Uff, si dirà: che rompicapo, e che noia. Sì, ma bisogna fare uno sforzo per capire. Perché l’Europa funziona esattamente così, almeno per ora: funziona in base a intese fra governi che hanno ceduto parte della loro sovranità a Francoforte e Bruxelles; ma cercano di mantenere un’influenza. Ciò significa che le regole scritte sulla carta saranno sempre bilanciate da regole non scritte: da accordi informali fra i governi nazionali, che dopo tutto sono gli stakeholders dell’Europa, assieme ai suoi cittadini. In questo caso specifico, Sarkozy e Berlusconi - rendendo pubblico un accordo informale di per sé comprensibile - hanno fatto finta di dimenticarsi le regole scritte. Da parte sua, Lorenzo Bini Smaghi ha fatto finta di non sapere come funziona realmente l’Europa di oggi.

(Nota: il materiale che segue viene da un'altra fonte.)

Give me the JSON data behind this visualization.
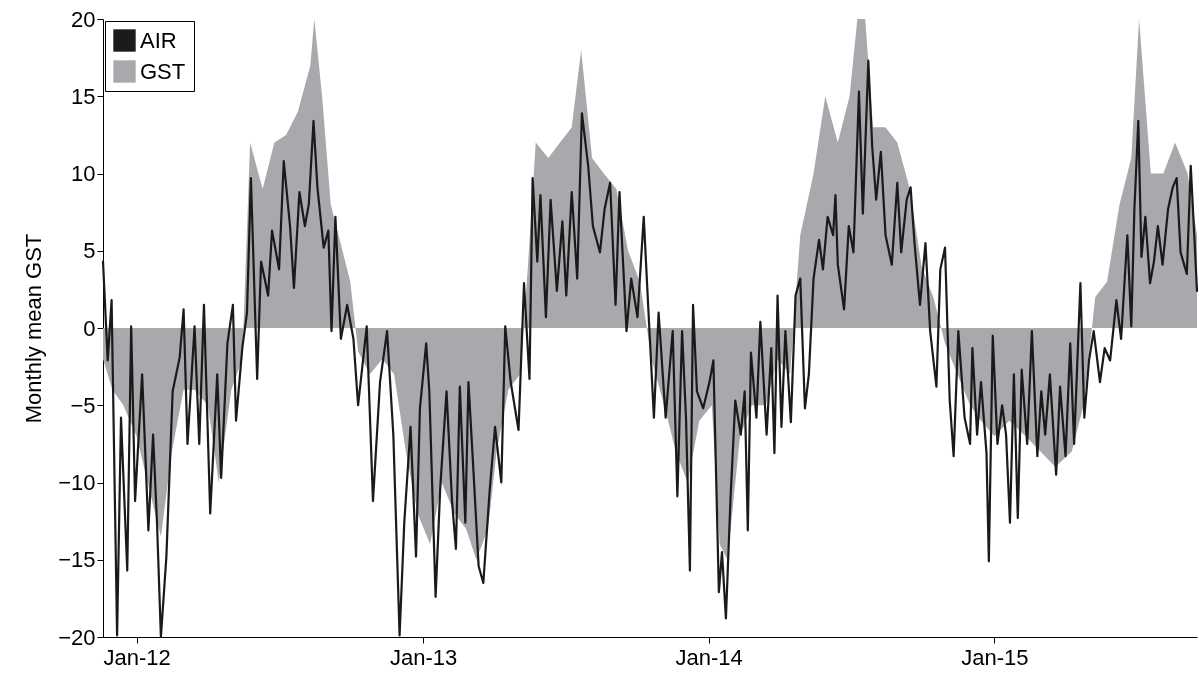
{
  "chart_data": {
    "type": "line",
    "ylabel": "Monthly mean GST",
    "xlim": [
      "2011-11-19",
      "2015-09-17"
    ],
    "ylim": [
      -20,
      20
    ],
    "yticks": [
      -20,
      -15,
      -10,
      -5,
      0,
      5,
      10,
      15,
      20
    ],
    "xticks": [
      {
        "value": "2012-01-01",
        "label": "Jan-12"
      },
      {
        "value": "2013-01-01",
        "label": "Jan-13"
      },
      {
        "value": "2014-01-01",
        "label": "Jan-14"
      },
      {
        "value": "2015-01-01",
        "label": "Jan-15"
      }
    ],
    "grid": false,
    "legend": "top left",
    "line_style": "solid",
    "series": [
      {
        "name": "AIR",
        "color": "#1a1a1a",
        "x": [
          "2011-11-19",
          "2011-11-25",
          "2011-11-30",
          "2011-12-07",
          "2011-12-12",
          "2011-12-20",
          "2011-12-25",
          "2011-12-30",
          "2012-01-08",
          "2012-01-16",
          "2012-01-22",
          "2012-01-27",
          "2012-02-01",
          "2012-02-08",
          "2012-02-16",
          "2012-02-25",
          "2012-03-01",
          "2012-03-06",
          "2012-03-15",
          "2012-03-21",
          "2012-03-27",
          "2012-04-04",
          "2012-04-13",
          "2012-04-18",
          "2012-04-26",
          "2012-05-03",
          "2012-05-07",
          "2012-05-15",
          "2012-05-21",
          "2012-05-26",
          "2012-06-03",
          "2012-06-08",
          "2012-06-17",
          "2012-06-22",
          "2012-07-01",
          "2012-07-07",
          "2012-07-15",
          "2012-07-20",
          "2012-07-27",
          "2012-08-03",
          "2012-08-08",
          "2012-08-14",
          "2012-08-19",
          "2012-08-27",
          "2012-09-02",
          "2012-09-06",
          "2012-09-11",
          "2012-09-18",
          "2012-09-26",
          "2012-10-04",
          "2012-10-10",
          "2012-10-21",
          "2012-10-29",
          "2012-11-07",
          "2012-11-16",
          "2012-11-24",
          "2012-12-02",
          "2012-12-08",
          "2012-12-16",
          "2012-12-23",
          "2012-12-28",
          "2013-01-05",
          "2013-01-09",
          "2013-01-17",
          "2013-01-23",
          "2013-01-31",
          "2013-02-07",
          "2013-02-12",
          "2013-02-17",
          "2013-02-24",
          "2013-02-28",
          "2013-03-06",
          "2013-03-13",
          "2013-03-19",
          "2013-03-27",
          "2013-04-03",
          "2013-04-11",
          "2013-04-16",
          "2013-04-23",
          "2013-05-03",
          "2013-05-10",
          "2013-05-17",
          "2013-05-21",
          "2013-05-27",
          "2013-05-31",
          "2013-06-07",
          "2013-06-13",
          "2013-06-21",
          "2013-06-28",
          "2013-07-03",
          "2013-07-10",
          "2013-07-17",
          "2013-07-23",
          "2013-07-31",
          "2013-08-06",
          "2013-08-15",
          "2013-08-21",
          "2013-08-28",
          "2013-09-04",
          "2013-09-09",
          "2013-09-18",
          "2013-09-24",
          "2013-10-02",
          "2013-10-10",
          "2013-10-15",
          "2013-10-23",
          "2013-10-29",
          "2013-11-07",
          "2013-11-16",
          "2013-11-22",
          "2013-11-28",
          "2013-12-03",
          "2013-12-08",
          "2013-12-12",
          "2013-12-17",
          "2013-12-25",
          "2014-01-02",
          "2014-01-07",
          "2014-01-14",
          "2014-01-18",
          "2014-01-23",
          "2014-01-29",
          "2014-02-04",
          "2014-02-11",
          "2014-02-16",
          "2014-02-20",
          "2014-02-24",
          "2014-03-03",
          "2014-03-08",
          "2014-03-16",
          "2014-03-22",
          "2014-03-26",
          "2014-03-30",
          "2014-04-04",
          "2014-04-09",
          "2014-04-16",
          "2014-04-22",
          "2014-04-28",
          "2014-05-04",
          "2014-05-09",
          "2014-05-15",
          "2014-05-22",
          "2014-05-27",
          "2014-06-02",
          "2014-06-09",
          "2014-06-12",
          "2014-06-15",
          "2014-06-23",
          "2014-06-29",
          "2014-07-05",
          "2014-07-12",
          "2014-07-17",
          "2014-07-24",
          "2014-07-29",
          "2014-08-03",
          "2014-08-09",
          "2014-08-15",
          "2014-08-23",
          "2014-08-30",
          "2014-09-04",
          "2014-09-11",
          "2014-09-16",
          "2014-09-21",
          "2014-09-28",
          "2014-10-05",
          "2014-10-11",
          "2014-10-19",
          "2014-10-24",
          "2014-10-30",
          "2014-11-05",
          "2014-11-10",
          "2014-11-16",
          "2014-11-24",
          "2014-12-01",
          "2014-12-04",
          "2014-12-10",
          "2014-12-15",
          "2014-12-22",
          "2014-12-25",
          "2014-12-30",
          "2015-01-05",
          "2015-01-11",
          "2015-01-16",
          "2015-01-21",
          "2015-01-26",
          "2015-01-31",
          "2015-02-05",
          "2015-02-12",
          "2015-02-18",
          "2015-02-25",
          "2015-03-02",
          "2015-03-07",
          "2015-03-13",
          "2015-03-21",
          "2015-03-26",
          "2015-04-02",
          "2015-04-08",
          "2015-04-13",
          "2015-04-21",
          "2015-04-26",
          "2015-05-02",
          "2015-05-08",
          "2015-05-16",
          "2015-05-22",
          "2015-05-29",
          "2015-06-06",
          "2015-06-12",
          "2015-06-20",
          "2015-06-25",
          "2015-06-29",
          "2015-07-04",
          "2015-07-08",
          "2015-07-13",
          "2015-07-19",
          "2015-07-24",
          "2015-07-29",
          "2015-08-04",
          "2015-08-11",
          "2015-08-17",
          "2015-08-22",
          "2015-08-27",
          "2015-09-04",
          "2015-09-09",
          "2015-09-14",
          "2015-09-17"
        ],
        "values": [
          4.3,
          -2.1,
          1.8,
          -19.9,
          -5.8,
          -15.7,
          0.1,
          -11.2,
          -3,
          -13.1,
          -6.9,
          -12.6,
          -20,
          -14.8,
          -4.1,
          -1.9,
          1.2,
          -7.5,
          0.1,
          -7.5,
          1.5,
          -12,
          -3,
          -9.7,
          -1,
          1.5,
          -6,
          -1.3,
          1,
          9.7,
          -3.3,
          4.3,
          2.1,
          6.3,
          3.8,
          10.8,
          6.6,
          2.6,
          8.8,
          6.6,
          8,
          13.4,
          9.1,
          5.2,
          6.3,
          -0.2,
          7.2,
          -0.7,
          1.5,
          -0.7,
          -5,
          0.1,
          -11.2,
          -3.5,
          -0.2,
          -6.9,
          -19.9,
          -12.6,
          -6.4,
          -14.8,
          -5.2,
          -1,
          -4.1,
          -17.4,
          -10.3,
          -4.1,
          -11.2,
          -14.3,
          -3.8,
          -12.6,
          -3.5,
          -8.9,
          -15.4,
          -16.5,
          -10.6,
          -6.4,
          -10,
          0.1,
          -3.5,
          -6.6,
          2.9,
          -3.3,
          9.7,
          4.3,
          8.6,
          0.7,
          8.3,
          2.4,
          6.9,
          2.1,
          8.8,
          3.2,
          13.9,
          10.5,
          6.6,
          4.9,
          7.7,
          9.4,
          1.5,
          8.8,
          -0.2,
          3.2,
          0.7,
          7.2,
          2.1,
          -5.8,
          1,
          -5.8,
          -0.2,
          -10.9,
          -0.2,
          -5.8,
          -15.7,
          1.5,
          -4.1,
          -5.2,
          -3.5,
          -2.1,
          -17.1,
          -14.5,
          -18.8,
          -10.9,
          -4.7,
          -6.9,
          -4.1,
          -13.1,
          -1.6,
          -5.8,
          0.4,
          -6.9,
          -1.3,
          -8.1,
          2.1,
          -6.4,
          -0.2,
          -6.1,
          2.1,
          3.2,
          -5.2,
          -3,
          3.2,
          5.7,
          3.8,
          7.2,
          6,
          8.6,
          4.1,
          1.2,
          6.6,
          4.9,
          15.3,
          7.4,
          17.3,
          11.7,
          8.3,
          11.4,
          6,
          4.1,
          9.4,
          4.9,
          8.3,
          9.1,
          5.5,
          1.5,
          5.5,
          -0.2,
          -3.8,
          3.8,
          5.2,
          -4.7,
          -8.3,
          -0.2,
          -5.8,
          -7.5,
          -1.3,
          -6.9,
          -3.5,
          -8.1,
          -15.1,
          -0.5,
          -7.5,
          -5,
          -6.9,
          -12.6,
          -3,
          -12.3,
          -2.7,
          -7.5,
          -0.2,
          -8.3,
          -4.1,
          -6.9,
          -3,
          -9.5,
          -3.8,
          -8.3,
          -1,
          -7.5,
          2.9,
          -5.8,
          -2.1,
          -0.2,
          -3.5,
          -1.3,
          -2.1,
          1.8,
          -0.7,
          6,
          0.1,
          7.7,
          13.4,
          4.6,
          7.2,
          2.9,
          4.3,
          6.6,
          4.1,
          7.7,
          9.1,
          9.7,
          4.9,
          3.5,
          10.5,
          5.5,
          2.4
        ]
      },
      {
        "name": "GST",
        "type": "area",
        "color": "#a7a9ac",
        "x": [
          "2011-11-19",
          "2011-12-01",
          "2011-12-15",
          "2012-01-01",
          "2012-01-15",
          "2012-02-01",
          "2012-02-15",
          "2012-03-01",
          "2012-03-15",
          "2012-04-01",
          "2012-04-15",
          "2012-05-01",
          "2012-05-15",
          "2012-05-25",
          "2012-06-10",
          "2012-06-25",
          "2012-07-10",
          "2012-07-25",
          "2012-08-10",
          "2012-08-15",
          "2012-08-25",
          "2012-09-05",
          "2012-09-15",
          "2012-09-30",
          "2012-10-10",
          "2012-10-25",
          "2012-11-10",
          "2012-11-25",
          "2012-12-10",
          "2012-12-25",
          "2013-01-10",
          "2013-01-25",
          "2013-02-10",
          "2013-02-25",
          "2013-03-10",
          "2013-03-25",
          "2013-04-05",
          "2013-04-20",
          "2013-05-05",
          "2013-05-15",
          "2013-05-25",
          "2013-06-10",
          "2013-06-25",
          "2013-07-10",
          "2013-07-22",
          "2013-08-05",
          "2013-08-20",
          "2013-09-05",
          "2013-09-20",
          "2013-10-05",
          "2013-10-20",
          "2013-11-05",
          "2013-11-20",
          "2013-12-05",
          "2013-12-20",
          "2014-01-05",
          "2014-01-15",
          "2014-01-25",
          "2014-02-10",
          "2014-02-25",
          "2014-03-15",
          "2014-03-30",
          "2014-04-15",
          "2014-04-28",
          "2014-05-15",
          "2014-05-30",
          "2014-06-15",
          "2014-06-30",
          "2014-07-10",
          "2014-07-20",
          "2014-07-30",
          "2014-08-15",
          "2014-08-30",
          "2014-09-15",
          "2014-09-30",
          "2014-10-15",
          "2014-10-30",
          "2014-11-15",
          "2014-12-01",
          "2014-12-15",
          "2015-01-01",
          "2015-01-20",
          "2015-02-10",
          "2015-03-01",
          "2015-03-20",
          "2015-04-10",
          "2015-04-25",
          "2015-05-10",
          "2015-05-25",
          "2015-06-10",
          "2015-06-25",
          "2015-07-05",
          "2015-07-20",
          "2015-08-05",
          "2015-08-20",
          "2015-09-05",
          "2015-09-17"
        ],
        "values": [
          -2,
          -4,
          -5,
          -7,
          -10,
          -13.5,
          -8,
          -4,
          -4,
          -5,
          -10,
          -4,
          -2,
          12,
          9,
          12,
          12.5,
          14,
          17,
          20,
          15,
          8,
          6,
          3,
          -1.5,
          -3,
          -2,
          -3,
          -8,
          -12,
          -14,
          -10,
          -12,
          -13,
          -15,
          -13,
          -8,
          -4,
          -3,
          4,
          12,
          11,
          12,
          13,
          18,
          11,
          10,
          9,
          5,
          3,
          -2,
          -5,
          -8,
          -10,
          -6,
          -5,
          -14,
          -15,
          -7,
          -5,
          -5,
          -2,
          -3,
          6,
          10,
          15,
          12,
          15,
          20,
          20,
          13,
          13,
          12,
          9,
          4,
          2,
          -1,
          -3,
          -5,
          -6,
          -7,
          -6,
          -7,
          -8,
          -9,
          -8,
          -5,
          2,
          3,
          8,
          11,
          20,
          10,
          10,
          12,
          10,
          6
        ]
      }
    ]
  }
}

Si può trarre, da questo caso specifico, una conclusione abbastanza brutale: l’esistenza di regole scritte e non scritte, con le tensioni che ne derivano, è uno dei molti riflessi di un sistema di governo, quello dell’Europa, tutt’altro che ottimale. C’è chi dirà (la scuola «pragmatica» sull’Europa) che è l’unico sistema possibile, nelle condizioni date. C’è chi sostiene (gli euro-ottimisti) che l’Ue è in realtà un caso «unico», unico nel senso di migliore di altri. E c’è chi pensa (gli euro-scettici ma anche i federalisti, da poli opposti) che così non può più funzionare. Perché a furia di restare a metà - un’Unione fra Stati ma non una Federazione di Stati, un’unione monetaria ma non un’unione fiscale - l’Europa fallirà.

I prossimi mesi saranno decisivi: come risultato della crisi del debito in Europa, l’euro si spaccherà o l’Unione europea farà un passo in avanti. In passato, le crisi hanno spesso rafforzato l’Europa - e le sue regole, scritte e non scritte. Questa volta, vista la situazione della Grecia e i rischi di contagio, sembra difficile credervi. Ma la posta in gioco è molto più alta - per le singole economie e per la tenuta dell’Ue - di quanto sia mai stata da vari decenni a questa parte.